Für optimale Qualität bei 10x15-Fotos braucht man eigentlich 1600x1200 Pixel.  Mit 1280x960 muß man schon Abstriche machen. Ob man die aber bei normalem Betrachtungsabstand sieht, weiß ich nicht...


----------



## The Doctor (31. August 2003)

@ pinky_m

stimmt daran hatte ich gar nicht mehr gedacht also an die neuformation - werd ich dann mall mit 1600 x 1200 beginnen.


aber was denkt ihr wegen der einstellung

habe fein - normal - economy zur auswahl, das economy wegfällt ist klar,

also heisst es zwischen normal und fein zu entscheiden.

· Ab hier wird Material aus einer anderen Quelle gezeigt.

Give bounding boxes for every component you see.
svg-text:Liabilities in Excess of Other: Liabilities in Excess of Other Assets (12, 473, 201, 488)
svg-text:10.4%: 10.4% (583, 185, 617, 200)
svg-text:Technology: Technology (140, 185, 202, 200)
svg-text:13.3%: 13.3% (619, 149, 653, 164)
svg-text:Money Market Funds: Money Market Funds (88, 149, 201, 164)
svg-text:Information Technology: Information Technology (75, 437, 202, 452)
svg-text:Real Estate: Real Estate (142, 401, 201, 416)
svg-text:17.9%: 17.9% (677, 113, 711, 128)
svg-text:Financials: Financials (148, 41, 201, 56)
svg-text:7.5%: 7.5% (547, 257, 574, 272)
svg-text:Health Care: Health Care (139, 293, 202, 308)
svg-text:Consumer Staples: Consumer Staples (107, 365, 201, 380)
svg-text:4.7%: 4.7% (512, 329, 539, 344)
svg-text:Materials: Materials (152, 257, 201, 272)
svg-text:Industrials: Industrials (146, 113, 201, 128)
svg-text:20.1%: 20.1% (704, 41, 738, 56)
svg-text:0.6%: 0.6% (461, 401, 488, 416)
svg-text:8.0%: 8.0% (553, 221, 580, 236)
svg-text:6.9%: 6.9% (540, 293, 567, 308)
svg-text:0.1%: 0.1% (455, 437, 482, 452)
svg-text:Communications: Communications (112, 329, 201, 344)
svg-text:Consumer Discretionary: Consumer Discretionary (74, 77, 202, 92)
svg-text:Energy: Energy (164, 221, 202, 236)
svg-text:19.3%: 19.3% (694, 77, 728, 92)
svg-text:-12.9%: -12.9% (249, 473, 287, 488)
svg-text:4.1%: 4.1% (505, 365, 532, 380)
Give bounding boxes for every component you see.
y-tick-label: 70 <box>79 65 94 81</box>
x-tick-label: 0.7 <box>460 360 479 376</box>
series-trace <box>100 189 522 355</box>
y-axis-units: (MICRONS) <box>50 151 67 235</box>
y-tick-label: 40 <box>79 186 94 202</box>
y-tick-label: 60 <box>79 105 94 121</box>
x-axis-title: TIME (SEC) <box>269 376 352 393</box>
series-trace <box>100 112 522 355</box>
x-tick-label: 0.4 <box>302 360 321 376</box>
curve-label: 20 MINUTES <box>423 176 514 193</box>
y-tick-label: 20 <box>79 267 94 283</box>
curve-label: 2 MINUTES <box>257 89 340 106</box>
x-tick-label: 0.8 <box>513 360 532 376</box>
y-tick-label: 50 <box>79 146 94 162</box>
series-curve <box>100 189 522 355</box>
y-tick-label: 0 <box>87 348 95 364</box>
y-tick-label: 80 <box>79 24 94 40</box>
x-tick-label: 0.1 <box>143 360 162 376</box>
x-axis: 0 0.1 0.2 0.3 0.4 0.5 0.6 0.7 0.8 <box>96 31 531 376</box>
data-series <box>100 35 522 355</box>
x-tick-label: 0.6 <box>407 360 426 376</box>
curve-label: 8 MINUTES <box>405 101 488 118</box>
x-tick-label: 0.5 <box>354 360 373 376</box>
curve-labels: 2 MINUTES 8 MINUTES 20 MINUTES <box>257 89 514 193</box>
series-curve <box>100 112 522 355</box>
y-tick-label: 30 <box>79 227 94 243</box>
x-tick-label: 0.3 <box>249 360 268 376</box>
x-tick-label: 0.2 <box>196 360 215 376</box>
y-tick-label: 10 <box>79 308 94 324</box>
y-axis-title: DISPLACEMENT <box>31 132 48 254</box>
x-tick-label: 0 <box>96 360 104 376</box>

aber ich teste das mal kurz mal sehen ob es einen großen unterschied macht - melde mich dann wieder

gruss

DOC


----------



## Vitalis (31. August 2003)

Ja, einfach mal testen ob da ein großer Unterschied ist. Das ist ja bei jeder Kamera anders, da können wir Dir nichts sagen...  Wenn bei normal die Artefakte nicht zu sehr sichtbar werden, kannst Du das ja nehmen. Schau Dir die Fotos bei 100% am PC an.


----------



## The Doctor (31. August 2003)

also ich sehe zwischen fein und normal keinen unterschied bei 100 % nur wenn ich maximal zoome gibt es einen kleinen unterscheid - werde dann wohl mit normal fotgrafieren.

danke für eure hilfe

gruss

DOC


----------



## Beppone (2. September 2003)

Hi,

auch ich halte die Auflösung "1600 x 1200" für Minimum, und da ist auch keine Reserve für einen Ausschnitt mehr drin.

Die Einstellung fein / normal  / economy steht für die Kompression - die Unterschiede sind lange nicht so gravierend sichtbar wie bei niedrigerer Auflösung.

Von daher wirst Du evtl. schnell an Kapazitätsgrenzen kommen, bei  einem Standard-2-Wochen-Urlaub macht das eben nur 11 Bilder pro Tag.....

...von daher mein (vielleicht später) Tip: geh am Mittwoch morgen zu irgendeinem PC-Höker und kauf' Dir noch eine 128-er Karte, die dürfte nicht mehr als 30-40 Euronen kosten. Dein Frust über nicht geschossene Fotos könnte größer sein als über die erste Belastung der Urlaubskasse?

Viel Spaß die Tage,

neidvolle Grüße

Bep


----------



## Vitalis (2. September 2003)

Ich persönlich halte 1600 hier auf für das Minimum, trotzdem muß 1280 nicht schlecht aussehen, wenn man sich die Fotos nicht grad vor die Nasenspitze hält.

Wenn es geht, auf jeden Fall 1600 vorziehen.


----------